At 18, after stepping into Montreal’s Native Friendship Centre, she became a “sponge” to the culture she had lost. Segalowitz began searching for ways to make herself “feel more Inuit … more native.”
“It started from the outside, from beadwork to braiding my hair. But then it became an internal thing where it felt like I had to have connections with drumming and singing,” said Segalowitz.
Segalowitz began throat singing while at university. Twenty five years later, she’s still performing, often bringing her own daughters along with her. It’s part of keeping a vow to her three children, that she wouldn’t let them live with the “same trauma of being separated and of not knowing who they are.”

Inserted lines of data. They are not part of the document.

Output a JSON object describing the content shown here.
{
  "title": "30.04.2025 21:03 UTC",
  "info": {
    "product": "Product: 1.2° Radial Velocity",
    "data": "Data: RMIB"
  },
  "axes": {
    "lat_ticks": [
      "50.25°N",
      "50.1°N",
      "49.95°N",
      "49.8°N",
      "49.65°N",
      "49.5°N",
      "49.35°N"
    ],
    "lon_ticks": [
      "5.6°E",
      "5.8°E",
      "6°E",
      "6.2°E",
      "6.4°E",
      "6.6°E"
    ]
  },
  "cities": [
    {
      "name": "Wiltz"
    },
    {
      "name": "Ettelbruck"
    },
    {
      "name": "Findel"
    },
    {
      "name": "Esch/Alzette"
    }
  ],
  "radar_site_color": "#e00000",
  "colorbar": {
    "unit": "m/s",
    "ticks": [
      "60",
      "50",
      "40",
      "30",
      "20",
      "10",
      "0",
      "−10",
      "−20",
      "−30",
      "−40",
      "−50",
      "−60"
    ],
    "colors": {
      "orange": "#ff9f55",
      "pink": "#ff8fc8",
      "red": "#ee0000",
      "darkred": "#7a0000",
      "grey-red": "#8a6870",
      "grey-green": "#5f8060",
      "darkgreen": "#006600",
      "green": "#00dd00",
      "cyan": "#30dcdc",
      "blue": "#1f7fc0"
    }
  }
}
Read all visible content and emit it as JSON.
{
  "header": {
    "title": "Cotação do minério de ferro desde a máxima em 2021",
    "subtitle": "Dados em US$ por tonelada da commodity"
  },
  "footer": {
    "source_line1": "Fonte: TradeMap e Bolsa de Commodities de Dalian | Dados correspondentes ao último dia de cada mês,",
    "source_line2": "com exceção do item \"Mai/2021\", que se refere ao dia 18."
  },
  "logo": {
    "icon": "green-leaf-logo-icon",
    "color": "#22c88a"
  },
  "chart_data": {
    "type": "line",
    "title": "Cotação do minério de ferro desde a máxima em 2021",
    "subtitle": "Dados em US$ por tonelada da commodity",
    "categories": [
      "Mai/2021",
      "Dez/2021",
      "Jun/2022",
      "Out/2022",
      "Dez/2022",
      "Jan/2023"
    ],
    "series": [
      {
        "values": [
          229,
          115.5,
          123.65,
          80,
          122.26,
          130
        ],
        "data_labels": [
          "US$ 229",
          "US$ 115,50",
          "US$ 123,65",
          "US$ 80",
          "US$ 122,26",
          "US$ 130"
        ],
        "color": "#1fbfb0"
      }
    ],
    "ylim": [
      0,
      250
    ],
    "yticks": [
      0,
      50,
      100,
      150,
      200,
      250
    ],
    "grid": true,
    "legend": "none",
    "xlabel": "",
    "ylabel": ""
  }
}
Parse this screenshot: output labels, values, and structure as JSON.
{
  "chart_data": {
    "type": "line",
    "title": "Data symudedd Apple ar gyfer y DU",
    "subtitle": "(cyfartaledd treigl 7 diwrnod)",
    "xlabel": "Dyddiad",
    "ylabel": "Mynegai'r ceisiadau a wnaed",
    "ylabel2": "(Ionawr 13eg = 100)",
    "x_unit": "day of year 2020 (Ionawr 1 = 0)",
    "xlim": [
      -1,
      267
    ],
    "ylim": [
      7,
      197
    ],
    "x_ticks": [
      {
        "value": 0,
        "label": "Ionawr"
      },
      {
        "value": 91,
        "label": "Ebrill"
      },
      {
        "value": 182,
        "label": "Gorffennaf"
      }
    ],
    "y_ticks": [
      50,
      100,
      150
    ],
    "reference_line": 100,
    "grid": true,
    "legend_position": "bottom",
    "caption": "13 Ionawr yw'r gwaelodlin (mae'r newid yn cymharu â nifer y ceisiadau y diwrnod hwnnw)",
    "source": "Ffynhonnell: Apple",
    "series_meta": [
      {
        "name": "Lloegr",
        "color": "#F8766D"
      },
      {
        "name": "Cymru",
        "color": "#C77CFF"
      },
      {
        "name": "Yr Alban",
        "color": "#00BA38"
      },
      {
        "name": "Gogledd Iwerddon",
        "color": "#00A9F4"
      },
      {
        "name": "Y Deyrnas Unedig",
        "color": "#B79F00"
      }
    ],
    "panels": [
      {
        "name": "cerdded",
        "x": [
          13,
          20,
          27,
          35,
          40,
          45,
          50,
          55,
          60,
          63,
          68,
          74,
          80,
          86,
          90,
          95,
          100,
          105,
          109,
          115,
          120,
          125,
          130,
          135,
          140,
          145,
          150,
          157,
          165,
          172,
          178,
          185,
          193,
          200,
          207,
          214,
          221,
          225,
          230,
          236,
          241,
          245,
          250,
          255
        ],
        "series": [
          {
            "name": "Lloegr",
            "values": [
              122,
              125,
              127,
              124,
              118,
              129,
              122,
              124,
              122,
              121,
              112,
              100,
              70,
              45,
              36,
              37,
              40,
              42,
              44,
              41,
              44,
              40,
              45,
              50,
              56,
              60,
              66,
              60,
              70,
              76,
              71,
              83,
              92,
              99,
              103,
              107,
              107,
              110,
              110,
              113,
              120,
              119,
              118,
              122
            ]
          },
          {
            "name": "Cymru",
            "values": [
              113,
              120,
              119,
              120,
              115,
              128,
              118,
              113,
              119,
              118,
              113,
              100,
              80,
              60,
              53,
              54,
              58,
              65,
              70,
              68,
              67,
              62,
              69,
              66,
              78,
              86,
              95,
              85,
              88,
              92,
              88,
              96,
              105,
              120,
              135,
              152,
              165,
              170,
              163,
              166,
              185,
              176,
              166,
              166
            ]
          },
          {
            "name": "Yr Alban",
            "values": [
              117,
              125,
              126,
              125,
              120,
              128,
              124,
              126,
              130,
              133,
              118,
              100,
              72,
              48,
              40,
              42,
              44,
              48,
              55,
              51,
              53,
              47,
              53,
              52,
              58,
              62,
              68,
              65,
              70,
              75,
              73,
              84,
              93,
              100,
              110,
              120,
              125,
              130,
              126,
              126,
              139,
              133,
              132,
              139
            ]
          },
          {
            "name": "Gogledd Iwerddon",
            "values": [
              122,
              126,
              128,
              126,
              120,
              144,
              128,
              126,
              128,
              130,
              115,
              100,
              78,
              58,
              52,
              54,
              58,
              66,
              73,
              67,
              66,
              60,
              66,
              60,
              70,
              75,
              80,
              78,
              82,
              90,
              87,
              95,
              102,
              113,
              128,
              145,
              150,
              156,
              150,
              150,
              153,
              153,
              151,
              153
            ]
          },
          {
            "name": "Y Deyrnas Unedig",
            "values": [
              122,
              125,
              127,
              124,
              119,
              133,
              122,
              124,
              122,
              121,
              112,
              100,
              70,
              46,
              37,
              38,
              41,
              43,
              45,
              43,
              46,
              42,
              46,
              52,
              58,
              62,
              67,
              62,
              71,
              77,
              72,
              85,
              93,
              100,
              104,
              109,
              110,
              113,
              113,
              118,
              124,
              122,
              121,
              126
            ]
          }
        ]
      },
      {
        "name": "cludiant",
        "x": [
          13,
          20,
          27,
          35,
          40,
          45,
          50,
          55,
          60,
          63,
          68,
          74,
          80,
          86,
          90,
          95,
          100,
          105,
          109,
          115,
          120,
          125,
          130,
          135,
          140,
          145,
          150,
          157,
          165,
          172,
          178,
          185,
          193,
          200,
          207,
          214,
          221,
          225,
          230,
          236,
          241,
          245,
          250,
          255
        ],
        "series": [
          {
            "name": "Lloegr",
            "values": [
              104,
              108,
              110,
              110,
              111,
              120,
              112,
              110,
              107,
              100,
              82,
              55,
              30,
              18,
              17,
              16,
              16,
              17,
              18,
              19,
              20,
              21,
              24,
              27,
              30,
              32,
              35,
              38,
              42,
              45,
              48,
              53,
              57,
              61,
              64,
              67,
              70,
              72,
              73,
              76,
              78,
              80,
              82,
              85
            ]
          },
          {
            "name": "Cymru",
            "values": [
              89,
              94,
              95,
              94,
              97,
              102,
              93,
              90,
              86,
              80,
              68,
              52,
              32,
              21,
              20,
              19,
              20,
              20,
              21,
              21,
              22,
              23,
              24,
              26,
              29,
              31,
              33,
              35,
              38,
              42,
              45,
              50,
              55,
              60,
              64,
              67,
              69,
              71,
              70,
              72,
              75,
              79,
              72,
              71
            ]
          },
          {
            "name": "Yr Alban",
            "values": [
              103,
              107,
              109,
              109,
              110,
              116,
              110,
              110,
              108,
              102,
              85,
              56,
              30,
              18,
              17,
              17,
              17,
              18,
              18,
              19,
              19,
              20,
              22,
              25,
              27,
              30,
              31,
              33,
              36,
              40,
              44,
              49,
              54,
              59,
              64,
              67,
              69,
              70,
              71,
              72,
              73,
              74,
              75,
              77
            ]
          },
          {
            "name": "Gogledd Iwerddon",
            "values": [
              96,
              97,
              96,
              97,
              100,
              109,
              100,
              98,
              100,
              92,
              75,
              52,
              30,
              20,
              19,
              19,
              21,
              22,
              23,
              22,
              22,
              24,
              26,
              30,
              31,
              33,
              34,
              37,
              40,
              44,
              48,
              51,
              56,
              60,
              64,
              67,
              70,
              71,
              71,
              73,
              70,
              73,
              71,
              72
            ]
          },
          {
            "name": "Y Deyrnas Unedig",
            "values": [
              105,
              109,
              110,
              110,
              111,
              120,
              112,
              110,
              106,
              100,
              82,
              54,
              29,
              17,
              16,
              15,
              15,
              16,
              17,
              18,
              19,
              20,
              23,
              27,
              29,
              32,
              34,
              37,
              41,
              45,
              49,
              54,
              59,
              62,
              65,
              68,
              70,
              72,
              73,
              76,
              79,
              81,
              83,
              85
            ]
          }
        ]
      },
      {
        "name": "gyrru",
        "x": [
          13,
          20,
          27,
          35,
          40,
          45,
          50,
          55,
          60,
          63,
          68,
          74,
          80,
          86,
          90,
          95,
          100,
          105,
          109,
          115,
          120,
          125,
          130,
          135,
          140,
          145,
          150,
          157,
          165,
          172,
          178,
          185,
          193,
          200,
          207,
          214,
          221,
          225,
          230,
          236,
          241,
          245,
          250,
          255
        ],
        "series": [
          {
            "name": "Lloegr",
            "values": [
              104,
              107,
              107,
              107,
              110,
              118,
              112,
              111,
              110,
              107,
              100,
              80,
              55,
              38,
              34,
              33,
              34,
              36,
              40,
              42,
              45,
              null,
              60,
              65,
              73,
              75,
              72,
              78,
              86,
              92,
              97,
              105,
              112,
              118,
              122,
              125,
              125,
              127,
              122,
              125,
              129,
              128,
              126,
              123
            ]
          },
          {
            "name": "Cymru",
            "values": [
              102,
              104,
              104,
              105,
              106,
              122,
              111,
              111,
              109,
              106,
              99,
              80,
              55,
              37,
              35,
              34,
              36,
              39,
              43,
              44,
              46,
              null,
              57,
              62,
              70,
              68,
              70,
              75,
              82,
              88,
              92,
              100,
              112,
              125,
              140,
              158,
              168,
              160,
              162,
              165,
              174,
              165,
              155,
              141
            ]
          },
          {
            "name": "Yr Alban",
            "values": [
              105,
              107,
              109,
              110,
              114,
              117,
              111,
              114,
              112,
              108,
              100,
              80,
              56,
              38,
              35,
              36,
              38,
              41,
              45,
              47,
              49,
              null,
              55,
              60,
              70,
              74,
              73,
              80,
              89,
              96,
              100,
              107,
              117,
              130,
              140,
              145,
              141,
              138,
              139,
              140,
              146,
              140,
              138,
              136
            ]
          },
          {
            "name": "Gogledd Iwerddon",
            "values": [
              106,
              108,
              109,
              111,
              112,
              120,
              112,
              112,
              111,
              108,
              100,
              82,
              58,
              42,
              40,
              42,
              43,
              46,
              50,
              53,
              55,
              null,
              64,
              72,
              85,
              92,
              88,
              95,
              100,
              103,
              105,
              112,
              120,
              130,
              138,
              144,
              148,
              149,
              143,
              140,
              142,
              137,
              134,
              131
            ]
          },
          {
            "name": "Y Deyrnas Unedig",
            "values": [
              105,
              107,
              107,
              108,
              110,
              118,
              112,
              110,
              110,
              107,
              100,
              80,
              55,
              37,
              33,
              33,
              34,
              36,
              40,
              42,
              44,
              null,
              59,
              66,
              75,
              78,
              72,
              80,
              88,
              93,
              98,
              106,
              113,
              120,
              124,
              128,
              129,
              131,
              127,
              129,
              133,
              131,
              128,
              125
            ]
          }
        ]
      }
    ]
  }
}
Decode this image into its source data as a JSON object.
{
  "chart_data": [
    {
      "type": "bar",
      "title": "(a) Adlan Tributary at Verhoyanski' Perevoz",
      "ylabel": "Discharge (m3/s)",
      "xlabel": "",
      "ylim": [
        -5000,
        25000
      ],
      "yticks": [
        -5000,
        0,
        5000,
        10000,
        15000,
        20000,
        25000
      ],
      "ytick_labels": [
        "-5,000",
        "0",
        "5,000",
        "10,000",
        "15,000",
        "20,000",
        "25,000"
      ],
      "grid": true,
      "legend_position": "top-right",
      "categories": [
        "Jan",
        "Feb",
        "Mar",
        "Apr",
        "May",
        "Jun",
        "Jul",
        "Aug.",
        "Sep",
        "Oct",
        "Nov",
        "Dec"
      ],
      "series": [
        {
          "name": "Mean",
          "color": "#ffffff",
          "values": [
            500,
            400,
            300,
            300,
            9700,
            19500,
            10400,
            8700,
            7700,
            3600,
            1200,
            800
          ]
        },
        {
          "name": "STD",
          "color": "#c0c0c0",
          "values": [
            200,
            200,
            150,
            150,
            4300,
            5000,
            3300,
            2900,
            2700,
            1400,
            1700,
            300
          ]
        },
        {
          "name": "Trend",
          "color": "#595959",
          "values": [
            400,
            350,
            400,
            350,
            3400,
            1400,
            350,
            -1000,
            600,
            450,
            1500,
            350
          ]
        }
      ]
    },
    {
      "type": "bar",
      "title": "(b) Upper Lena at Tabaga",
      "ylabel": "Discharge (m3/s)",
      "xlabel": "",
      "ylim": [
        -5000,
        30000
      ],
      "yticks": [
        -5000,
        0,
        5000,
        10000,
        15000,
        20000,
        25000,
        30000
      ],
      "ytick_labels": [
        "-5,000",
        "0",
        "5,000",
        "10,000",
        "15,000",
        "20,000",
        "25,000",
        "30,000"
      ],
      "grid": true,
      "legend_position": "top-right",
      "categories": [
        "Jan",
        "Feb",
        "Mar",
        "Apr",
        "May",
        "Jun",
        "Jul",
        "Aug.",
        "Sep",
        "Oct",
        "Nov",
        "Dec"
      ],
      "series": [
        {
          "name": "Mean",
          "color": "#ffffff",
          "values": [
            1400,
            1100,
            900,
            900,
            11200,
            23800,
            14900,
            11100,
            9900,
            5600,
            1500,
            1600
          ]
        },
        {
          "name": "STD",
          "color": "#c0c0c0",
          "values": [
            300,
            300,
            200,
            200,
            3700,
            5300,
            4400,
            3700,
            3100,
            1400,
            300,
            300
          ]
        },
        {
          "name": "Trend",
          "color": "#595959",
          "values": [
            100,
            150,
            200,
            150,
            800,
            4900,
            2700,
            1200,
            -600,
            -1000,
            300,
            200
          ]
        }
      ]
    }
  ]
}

Performing also brings her closer to Thrasher.
“Music for me has been a way to really piece together an identity that was stolen from me when I was taken from my mother.”
Gold Range Tavern tales
In 1999, Segalowitz took a bus from Montreal to Yellowknife. During the trip, she took a seat at the Gold Range bar.
“Someone said, ‘that’s where your mother used to sit,’” recalled Segalowitz.
She spoke with residents, many of whom were amazed at how much she looked like her mother, and heard stories about Thrasher breaking up bar fights and protecting women on the street. Listening to the stories, Segalowitz thought “that’s how I am.”
Segalowitz, who grew up knowing nothing about her mother’s penchant for protecting people, has worked as a social worker for decades.
Her first job was a front-line worker at a women’s shelter.
“I’m very protective of my family and my friends and I’ve always played a role of standing up to the bully,” said Segalowitz. “It’s very strange to hear you’re just like somebody you’ve never met and have been searching for all your life.”
Segalowitz said Cyr, who has been “supportive” in helping her learn more about her mother and family in the North, sent her the painting even though they’d never met in person.
“That just moves me to tears.”
‘Singing, painting, holding court’
Cyr smiles when she recalls the many stories and memories of Margaret Thrasher.
In the late 1980s, Thrasher ran for mayor of Yellowknife, handing out posters and pins to supporters on the street.
She nearly won.
When Cyr was acting mayor in the ’80s, Thrasher was recruited to lead a crew of street cleaners in on city streets. Just two days later, Cyr received a phone call.
“‘What’s wrong with the streets?’” Cyr remembers the caller asking. “I go ‘what do you mean?,’ fearing the worst.
“‘They’re so clean,’” the caller replied.
“She was such a fixture on the streets. Singing, painting, doing this and that — holding court,” said Cyr.
As for Segalowitz’s newly-acquired Thrasher-original, she has a special place picked out for the painting right next to her medicine bundle and eagle feathers.
She hopes to pass it on to her children.
“I’ll make sure my girls know who it comes from.”